Yes, well, I didn't do very well in that class.

In my defense, my teacher had a disgusting mole on her forearm that was very distracting.

Calculate its radius with all that geometry
YOU KNOW WHAT THAT IS, DON'T YOU BOY?
*flies off*

I love geometry
It is extremely awesome

Look at how dumb you are, tekende. Just look.

rectangular rhombuses

rhombi?

the boy has had too much tequila and he is just FURIOUS

The Livid Pedro!

Yes, I am relatively sure that is the reference he was making.

https://achewood.com/index.php?date=09102004
this is what i meant.

Uhh, that last panel is basically what 30% of computer science graduates think.

And his alcohol tolerance is equivalent to about 90% of CS students.

Actually, I find that most compscis can drink as hard as anyone, but I am indeed a lightweight drinker.

It's amazing to me how many computer science people have revealed themselves here. Dang. Am I the only one who can hardly work this thing? I'm a Ray in a sea of Beefs.

i go to business school. serious business school.

"Comedy: Writing and Performance."
And yes, I'm aware that it's not the most useful diploma in the world.

Fuck useful.

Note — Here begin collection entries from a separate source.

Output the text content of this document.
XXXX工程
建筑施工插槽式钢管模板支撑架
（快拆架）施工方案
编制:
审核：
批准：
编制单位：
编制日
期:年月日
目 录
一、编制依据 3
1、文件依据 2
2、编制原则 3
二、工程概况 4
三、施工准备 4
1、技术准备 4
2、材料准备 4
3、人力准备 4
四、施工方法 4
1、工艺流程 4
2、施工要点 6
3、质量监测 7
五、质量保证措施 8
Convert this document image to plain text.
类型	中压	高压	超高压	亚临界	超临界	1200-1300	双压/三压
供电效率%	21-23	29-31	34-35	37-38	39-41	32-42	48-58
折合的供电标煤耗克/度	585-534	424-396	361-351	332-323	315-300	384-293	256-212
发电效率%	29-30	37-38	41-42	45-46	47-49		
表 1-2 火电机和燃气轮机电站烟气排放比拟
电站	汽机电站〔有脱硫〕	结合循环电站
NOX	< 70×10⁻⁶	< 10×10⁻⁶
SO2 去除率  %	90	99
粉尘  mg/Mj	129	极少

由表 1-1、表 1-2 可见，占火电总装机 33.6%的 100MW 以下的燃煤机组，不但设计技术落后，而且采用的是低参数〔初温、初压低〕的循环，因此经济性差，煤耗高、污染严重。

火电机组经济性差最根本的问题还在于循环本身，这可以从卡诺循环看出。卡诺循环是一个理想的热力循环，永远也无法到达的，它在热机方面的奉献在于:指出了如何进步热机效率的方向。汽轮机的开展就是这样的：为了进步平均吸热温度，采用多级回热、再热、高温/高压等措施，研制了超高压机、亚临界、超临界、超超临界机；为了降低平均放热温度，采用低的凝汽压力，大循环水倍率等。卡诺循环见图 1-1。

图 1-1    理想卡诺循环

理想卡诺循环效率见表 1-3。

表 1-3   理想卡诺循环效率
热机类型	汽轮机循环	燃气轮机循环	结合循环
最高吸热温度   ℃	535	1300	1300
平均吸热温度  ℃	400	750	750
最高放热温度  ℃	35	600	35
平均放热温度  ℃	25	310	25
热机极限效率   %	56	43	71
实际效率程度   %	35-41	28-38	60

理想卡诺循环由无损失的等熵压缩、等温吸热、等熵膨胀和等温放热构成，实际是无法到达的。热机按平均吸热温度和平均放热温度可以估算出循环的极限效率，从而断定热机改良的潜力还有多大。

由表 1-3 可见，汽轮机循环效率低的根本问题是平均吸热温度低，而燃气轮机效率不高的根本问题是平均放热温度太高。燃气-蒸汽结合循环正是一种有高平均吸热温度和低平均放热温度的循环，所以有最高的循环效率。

Look at where it gets these computer science kids. CRYING INTO THEIR GLASSES!

i.e. I have a Creative Writing/Literature Degree.

Theatre. Emphasis on dramaturgy. *sigh*

Why is the fake bar running a tab?

I don't believe it is a fake bar as such. Ray's Place has been refashioned to look more like a treasure.

Molly should have paid attention from heaven for this one; forget that lamp you're always forcing on him, girl, and give him a DVD of Cheers and a pepperoni pizza.

Hee.
Alt text in full english reads literally: "It don't mean a thing if it ain't got that SWING DANCING FORBIDDEN."

Onstad must have watched (or perhaps remembered) Swing Kids sometime in early September 2002.

heil swing!

I agree beef. Going on the second bachelor's degree and it is all shit.

Dick Van Patten owes me an apology!

It's fuck your buddy. Cheat on your wife. Call your mother on Mother's Day. Charlie, it's all shit.